Jamaica Gleaner / JAMAICA IS reportedly progressing in its effort to propose an alternative use of the funds that were allocated for a component one of its Adaptation Fund (AF) projects, which was terminated in the face of opposition from hotel interests in Negril.
“The AF project was a wonderful opportunity for Jamaica … . We were among one of the first to get the funds. Our technical people worked very hard to bring the funds in, and we did not execute as well as we could have,” said Eleanor Jones, the private sector representative on the Steering Committee for the project, which has two other components.
“But we are working towards trying to get the funds reallocated, or to get some reconsideration for reallocation. The fact is that Jamaica’s coasts are eroding and we have critical infrastructure at risk along a lot of sections of the coasts. We just have to do our best to get a new site and try to get it approved,” she added.

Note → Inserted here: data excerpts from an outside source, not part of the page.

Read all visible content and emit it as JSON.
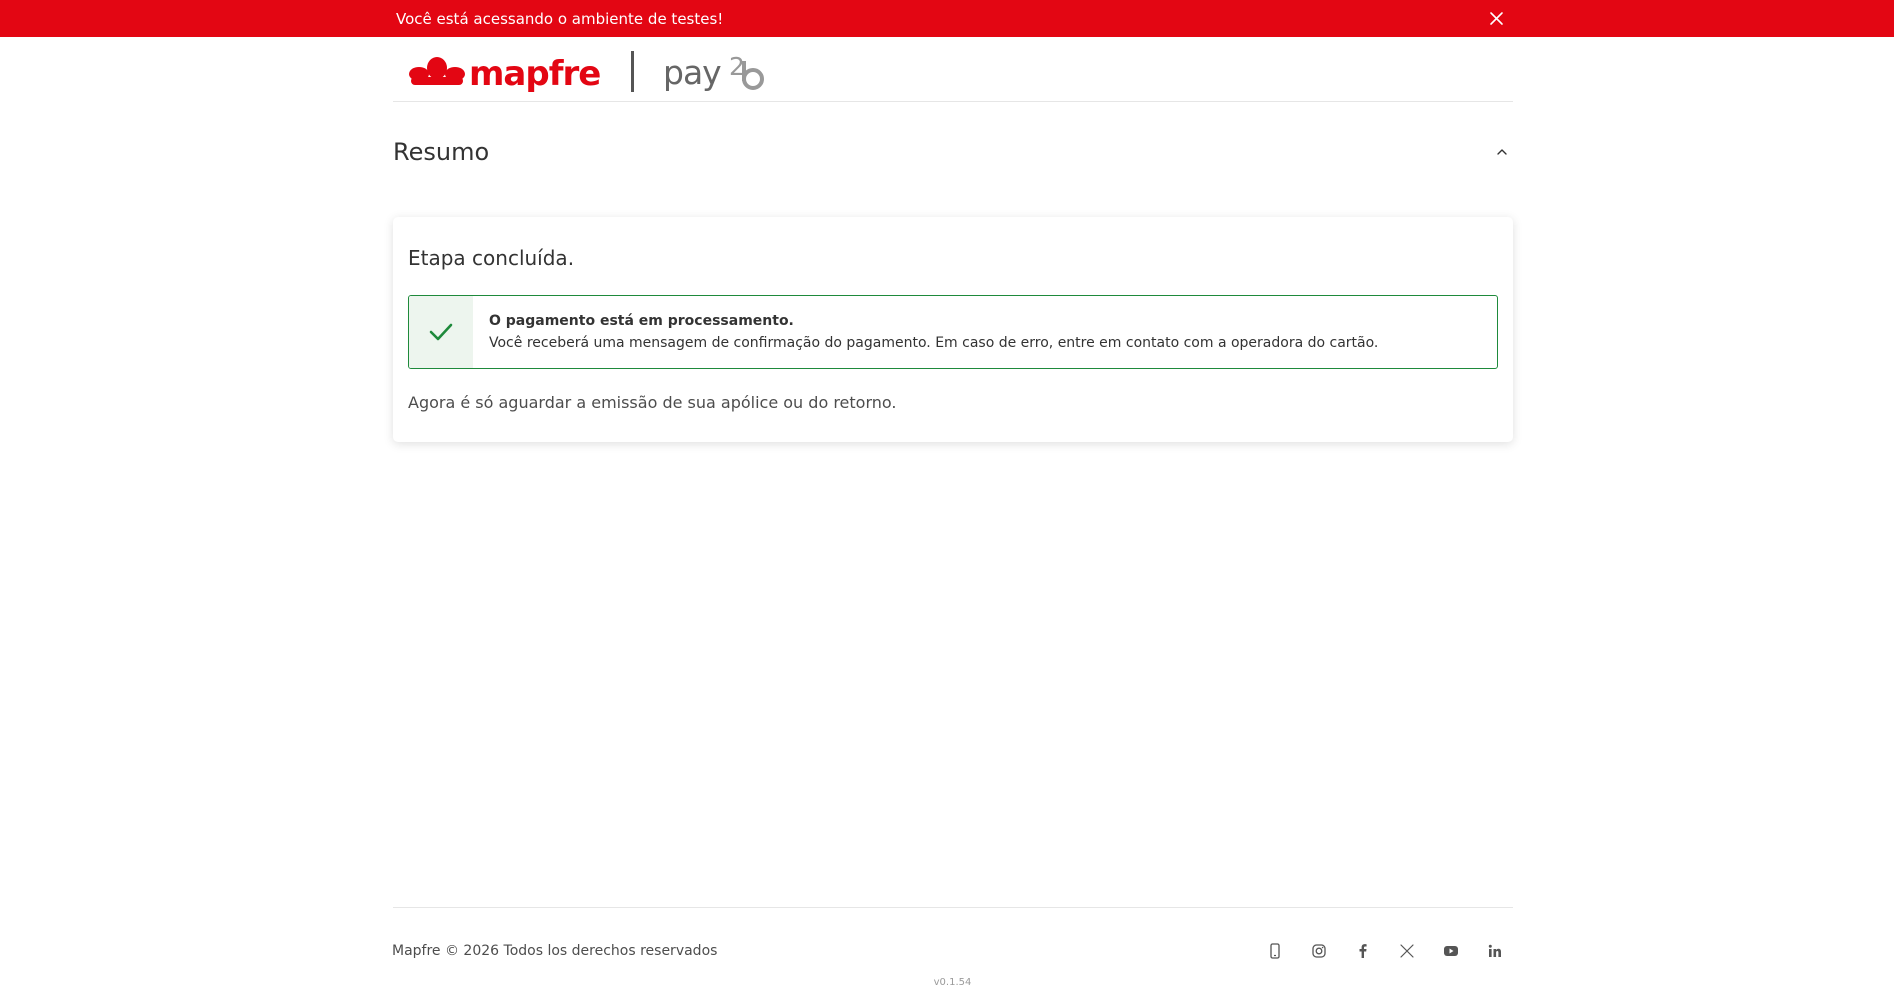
{
  "banner": {
    "message": "Você está acessando o ambiente de testes!",
    "color": "#e30613",
    "close_icon": "close-icon"
  },
  "header": {
    "brand": "mapfre",
    "product": "pay2b",
    "brand_color": "#e30613",
    "product_color": "#666666"
  },
  "summary": {
    "title": "Resumo",
    "collapse_icon": "chevron-up-icon"
  },
  "step_card": {
    "title": "Etapa concluída.",
    "alert": {
      "title": "O pagamento está em processamento.",
      "message": "Você receberá uma mensagem de confirmação do pagamento. Em caso de erro, entre em contato com a operadora do cartão.",
      "icon": "check-icon",
      "color": "#1e8a3b"
    },
    "footer_text": "Agora é só aguardar a emissão de sua apólice ou do retorno."
  },
  "footer": {
    "copyright": "Mapfre © 2026 Todos los derechos reservados",
    "version": "v0.1.54",
    "social": [
      "phone-icon",
      "instagram-icon",
      "facebook-icon",
      "x-icon",
      "youtube-icon",
      "linkedin-icon"
    ]
  }
}
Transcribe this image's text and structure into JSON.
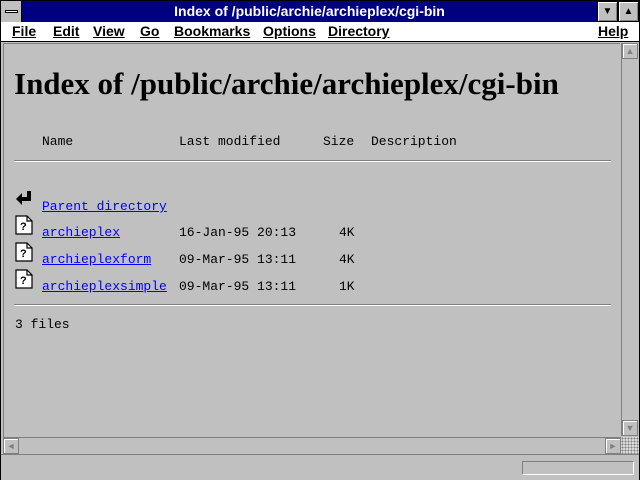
{
  "window": {
    "title": "Index of /public/archie/archieplex/cgi-bin",
    "minimize_glyph": "▼",
    "maximize_glyph": "▲"
  },
  "menu": {
    "file": "File",
    "edit": "Edit",
    "view": "View",
    "go": "Go",
    "bookmarks": "Bookmarks",
    "options": "Options",
    "directory": "Directory",
    "help": "Help"
  },
  "page": {
    "heading": "Index of /public/archie/archieplex/cgi-bin",
    "columns": {
      "name": "Name",
      "last_modified": "Last modified",
      "size": "Size",
      "description": "Description"
    },
    "parent": {
      "label": "Parent directory",
      "icon": "back-arrow-icon"
    },
    "files": [
      {
        "name": "archieplex",
        "modified": "16-Jan-95 20:13",
        "size": "4K",
        "icon": "unknown-file-icon"
      },
      {
        "name": "archieplexform",
        "modified": "09-Mar-95 13:11",
        "size": "4K",
        "icon": "unknown-file-icon"
      },
      {
        "name": "archieplexsimple",
        "modified": "09-Mar-95 13:11",
        "size": "1K",
        "icon": "unknown-file-icon"
      }
    ],
    "footer": "3 files"
  },
  "scrollbars": {
    "up": "▲",
    "down": "▼",
    "left": "◄",
    "right": "►"
  }
}
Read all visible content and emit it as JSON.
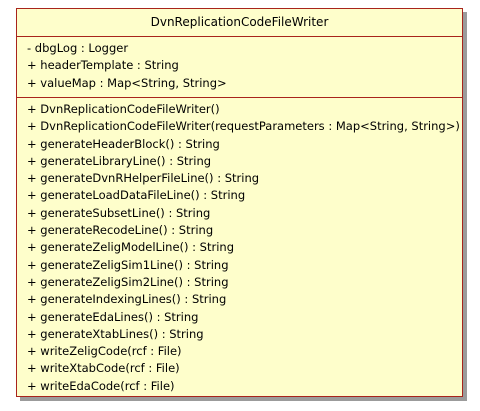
{
  "class": {
    "name": "DvnReplicationCodeFileWriter",
    "attributes": [
      "- dbgLog : Logger",
      "+ headerTemplate : String",
      "+ valueMap : Map<String, String>"
    ],
    "operations": [
      "+ DvnReplicationCodeFileWriter()",
      "+ DvnReplicationCodeFileWriter(requestParameters : Map<String, String>)",
      "+ generateHeaderBlock() : String",
      "+ generateLibraryLine() : String",
      "+ generateDvnRHelperFileLine() : String",
      "+ generateLoadDataFileLine() : String",
      "+ generateSubsetLine() : String",
      "+ generateRecodeLine() : String",
      "+ generateZeligModelLine() : String",
      "+ generateZeligSim1Line() : String",
      "+ generateZeligSim2Line() : String",
      "+ generateIndexingLines() : String",
      "+ generateEdaLines() : String",
      "+ generateXtabLines() : String",
      "+ writeZeligCode(rcf : File)",
      "+ writeXtabCode(rcf : File)",
      "+ writeEdaCode(rcf : File)"
    ]
  },
  "colors": {
    "fill": "#fefecb",
    "border": "#a8241c",
    "shadow": "#9b9b9b",
    "text": "#000000"
  }
}
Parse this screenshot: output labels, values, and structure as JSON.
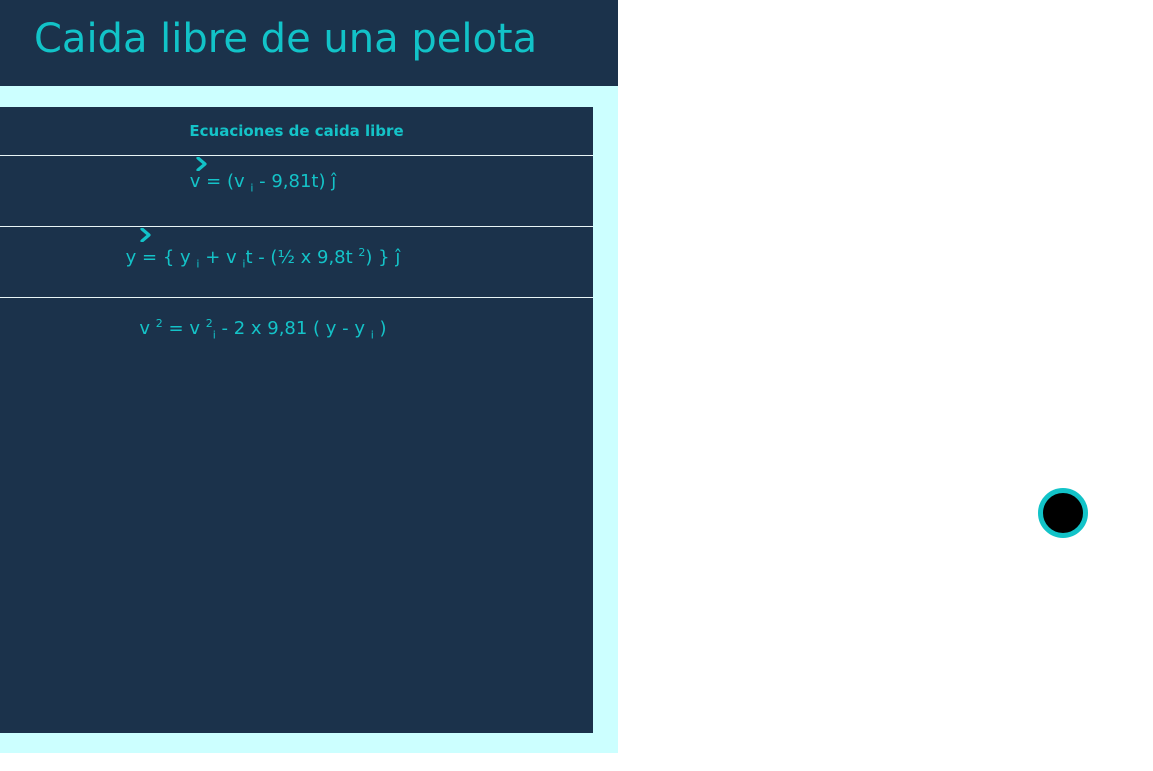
{
  "header": {
    "title": "Caida libre de una pelota"
  },
  "panel": {
    "heading": "Ecuaciones de caida libre",
    "equations": [
      {
        "parts": [
          "v = (v ",
          "i",
          " - 9,81t) ĵ"
        ]
      },
      {
        "parts": [
          "y = { y ",
          "i",
          " + v ",
          "i",
          "t - (½ x 9,8t ",
          "2",
          ") } ĵ"
        ]
      },
      {
        "parts": [
          "v ",
          "2",
          " = v ",
          "2",
          "i",
          " - 2 x 9,81 ( y - y ",
          "i",
          " )"
        ]
      }
    ]
  },
  "icons": {
    "expand": "chevron-right-icon",
    "ball": "ball-object"
  },
  "colors": {
    "accent": "#12c3c8",
    "panel_bg": "#1b324b",
    "frame_bg": "#ccffff"
  }
}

Cabinet, more than a year ago, terminated the first component, valued at some US$5.5 million of the US$9.2 million approved by the AF board for the entire project and which was designed to boost the resilience of the Negril coastline to climate change.
Climate-change risks include coastal erosion, sea-level rise and more extreme weather events such as hurricanes, any one of which would undermine the tourism sector in Negril, as elsewhere on the island.
The decision followed failed attempts by the Planning Institute of Jamaica, serving as the designated national implementing entity for the project, to reach consensus with the hoteliers over the planned installation of breakwaters and a report from the Office of the Public Defender that criticised the public consultation process for the work.
Jones, also head of the consultancy firm Environmental Solutions Limited, said that they are now guarding against the challenges of the last effort.
“We have to select a site that already has some baseline information we can work with so that we don’t have to start from scratch. We are examining a few options and looking at those and we have been talking with the people in those locations and ensuring that they tell us exactly what they need so that we can take it fully onboard in the designs,” she said.
“They (the project principals) have made significant progress; they are well underway with it. I think that if we get approval, we should be able to hit the ground running,” she added.
Meanwhile, information out of the AF Secretariat is that the remaining two components of the project – ‘Enhancing the climate resilience of the agricultural sector by improving water and land management’ (US$2.5 million) and ‘Improving institutional and local level capacity for coastal and agricultural adaptation and awareness raising for behaviour modification’ (US$785,500) – has seen some good results.
“Component two of the project as well as the portion of component three targeted for agricultural adaptation have been highly successful and have been lauded by the agriculture ministry as a ‘game changer’ for its targeted technical support, land husbandry, water harvesting, disaster risk reduction training and smart agriculture interventions for more than 2,500 climate-vulnerable farmers and their families, who are breaking the cycle of poverty through the use of these new techniques and community empowerment,” secretariat manager Mikko Ollikainen told The Gleaner in August.
He added that the project had also seen an increase in “environmental and climate-change awareness, built institutional and local capacity for climate-change adaptation, protected livelihoods and improved food security to bring about more climate-resilient communities”.